At present, the US Energy Information Agency estimates Ukraine's oil reserves at 395m barrels, while crude imports amount to 97.45m barrels per year, or 267,000 bpd. Vanco representatives estimate that 1bn barrels of oil could be discovered in the Prykerchenska Block. According to the presidential office, Ukraine is poised to benefit from $200bn in revenues during the 30-year production period.

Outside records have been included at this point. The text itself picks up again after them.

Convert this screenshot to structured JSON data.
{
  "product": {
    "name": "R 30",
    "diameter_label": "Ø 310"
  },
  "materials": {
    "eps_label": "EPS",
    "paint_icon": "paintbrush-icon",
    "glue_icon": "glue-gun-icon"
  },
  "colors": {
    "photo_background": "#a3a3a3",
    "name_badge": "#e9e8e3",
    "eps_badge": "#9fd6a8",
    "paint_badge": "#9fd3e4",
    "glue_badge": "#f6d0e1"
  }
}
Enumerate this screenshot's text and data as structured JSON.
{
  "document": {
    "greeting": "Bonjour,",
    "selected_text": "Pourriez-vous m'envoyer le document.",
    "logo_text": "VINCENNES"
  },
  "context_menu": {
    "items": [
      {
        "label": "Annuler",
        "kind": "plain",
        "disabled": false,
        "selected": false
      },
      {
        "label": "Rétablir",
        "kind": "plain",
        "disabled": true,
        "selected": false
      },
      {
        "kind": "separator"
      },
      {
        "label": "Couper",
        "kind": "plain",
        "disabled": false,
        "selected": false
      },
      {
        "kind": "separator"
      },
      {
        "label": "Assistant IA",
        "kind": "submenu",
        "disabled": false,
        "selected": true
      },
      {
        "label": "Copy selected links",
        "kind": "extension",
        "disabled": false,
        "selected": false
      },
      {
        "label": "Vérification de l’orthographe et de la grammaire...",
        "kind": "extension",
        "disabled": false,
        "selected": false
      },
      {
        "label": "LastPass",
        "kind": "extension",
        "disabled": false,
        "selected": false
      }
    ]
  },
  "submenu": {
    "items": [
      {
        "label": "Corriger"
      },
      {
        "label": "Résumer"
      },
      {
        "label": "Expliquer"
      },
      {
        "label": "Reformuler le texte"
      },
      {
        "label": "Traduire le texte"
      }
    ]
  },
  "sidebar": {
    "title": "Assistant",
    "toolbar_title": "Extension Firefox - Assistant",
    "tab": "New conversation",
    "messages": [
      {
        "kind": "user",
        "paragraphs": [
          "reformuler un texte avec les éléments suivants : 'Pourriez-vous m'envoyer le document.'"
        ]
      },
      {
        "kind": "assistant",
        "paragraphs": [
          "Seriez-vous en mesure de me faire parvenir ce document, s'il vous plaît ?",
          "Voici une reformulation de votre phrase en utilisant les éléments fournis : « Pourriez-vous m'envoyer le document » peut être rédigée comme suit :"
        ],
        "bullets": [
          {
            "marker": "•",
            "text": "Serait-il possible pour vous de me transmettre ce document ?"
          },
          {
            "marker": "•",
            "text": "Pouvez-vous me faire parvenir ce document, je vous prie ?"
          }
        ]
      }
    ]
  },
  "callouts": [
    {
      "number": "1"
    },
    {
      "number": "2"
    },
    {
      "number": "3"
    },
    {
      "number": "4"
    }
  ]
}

The prospect of a government led by Yulia Tymoshenko, which appears more and more possible after the September 30 parliamentary elections, looks promising for a new energy regime. Tymoshenko has shown consistency in her energy policies and if she is awarded her previous job as prime minister, she is expected to investigate or revoke agreements signed during Yanukovych's tenure. Western energy investors should welcome her appointment. Tymoshenko is more likely to dismantle Gazprom-owned shadowy energy intermediaries operating in Ukraine than to stifle the activities of transparent and trusted foreign firms contributing to energy diversification.
The product-sharing agreement with Vanco arrives in tandem with recent major energy developments in the Black Sea region. On October 10 Azerbaijan, Georgia, Lithuania, Poland, and Ukraine inked an inter-governmental agreement to extend the Odessa-Brody Pipeline to the Baltic port of Gdansk. Under the revamped project, Caspian oil from Baku would fill the existing pipeline, which runs from the Pivdenny terminal in Odessa to western Ukraine. While the project is supported by strong political will in the Central and East European capitals, the proposed oil artery to Europe is dependent on supplies of Caspian crude, with Azerbaijan and Kazakhstan yet to commit.
Although private international energy cooperation seems to be moving apace, Ukraine will remain vulnerable to Moscow's tightening energy policies as a net importer of Russian oil and natural gas and key transit state to Europe. Russia supplies 80% of Ukraine's oil, and even if Vanco were to discover oil in the Prykercheska Block it would add only slightly to Ukraine's total energy mix.